Memories Let You Know Who You Are
Human memory is a very complex subject. Even though it might seem easy to remember what you had for breakfast or that your meeting is at 11:00 a.m., it’s almost impossible to remember a traumatic event you may have experienced 10 minutes ago. There is so much more to about memory than we are consciously aware of.
It has been proven that our memory starts working from the womb, only 20-weeks after conception! It is generally divided into short-term memory and long-term memory. Although our memories are based on our physical experiences with the world around us, the process our mind uses to store those images, sounds, smells, etc. is more complex than we can imagine.
Fully linked to our physical senses, our memory is where our experiences and knowledge are stored. Virtually, our mind’s capacity to store information is limitless; however, in an attempt to protect us from overload, our mind tends to only leave within our reach those things that are truly important or significant in one way or another. It allows us to pull certain memories up as needed, relating those to current situations or physical sense perceptions. However, did you know our brain has the capacity to create false memories? An easy way to comprehend this is by looking at people who have undergone traumatic experiences. Either they can’t remember what happened or they remember something entirely different from what actually went on.

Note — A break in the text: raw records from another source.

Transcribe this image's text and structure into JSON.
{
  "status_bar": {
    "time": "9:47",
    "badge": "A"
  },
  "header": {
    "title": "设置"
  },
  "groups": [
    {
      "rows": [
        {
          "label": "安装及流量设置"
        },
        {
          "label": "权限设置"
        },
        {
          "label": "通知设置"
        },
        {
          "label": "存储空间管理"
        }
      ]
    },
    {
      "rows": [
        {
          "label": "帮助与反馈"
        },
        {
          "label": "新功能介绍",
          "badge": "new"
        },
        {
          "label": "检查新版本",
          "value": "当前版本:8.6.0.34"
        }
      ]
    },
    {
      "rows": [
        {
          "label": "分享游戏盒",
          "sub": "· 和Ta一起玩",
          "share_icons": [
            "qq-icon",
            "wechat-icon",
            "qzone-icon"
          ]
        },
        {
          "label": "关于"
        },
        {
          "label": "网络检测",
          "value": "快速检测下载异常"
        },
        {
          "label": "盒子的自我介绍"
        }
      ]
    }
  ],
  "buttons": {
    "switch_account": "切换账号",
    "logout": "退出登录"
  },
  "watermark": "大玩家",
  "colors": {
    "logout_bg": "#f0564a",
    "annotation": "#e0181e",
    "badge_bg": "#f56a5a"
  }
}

Although memory relies on our physical senses in general, every person has a tendency to remember best through a specific sense. You might be a more visual person, where visual stimuli generate a better response from the brain, or perhaps you are the kind of person who favors the sense of hearing or smell and associate memories with certain scents or sounds. This has a lot to do with the physical sense that is most developed in a person.
Most importantly, our memories let us maintain what we have learned, and apply it in our present and future circumstances. It enables us to keep record of past experiences so we can use them for better decision-making in the future. Your memory is the one that told you not to grab that sizzling pan. Perhaps when you were a kid you did so and burned yourself. If you didn’t tap into that memory, you probably would have done it again.
Memory has been an important subject of study for science, which attempts to understand how memories are formed, stored, and recalled. Although we have learned so much more about memory than we did a century ago, there are things that remain a mystery.
What’s for certain though is that we can connect to our feelings through our memories. We can remember deceased loved ones and the happy experiences we once shared with them. We can remember our childhood home or growing up in a certain town around certain people. The memories we share with others help us grow our personal relationships with them and stay connected. They let us have a past to look back to in order to move forward and become better and more mature persons.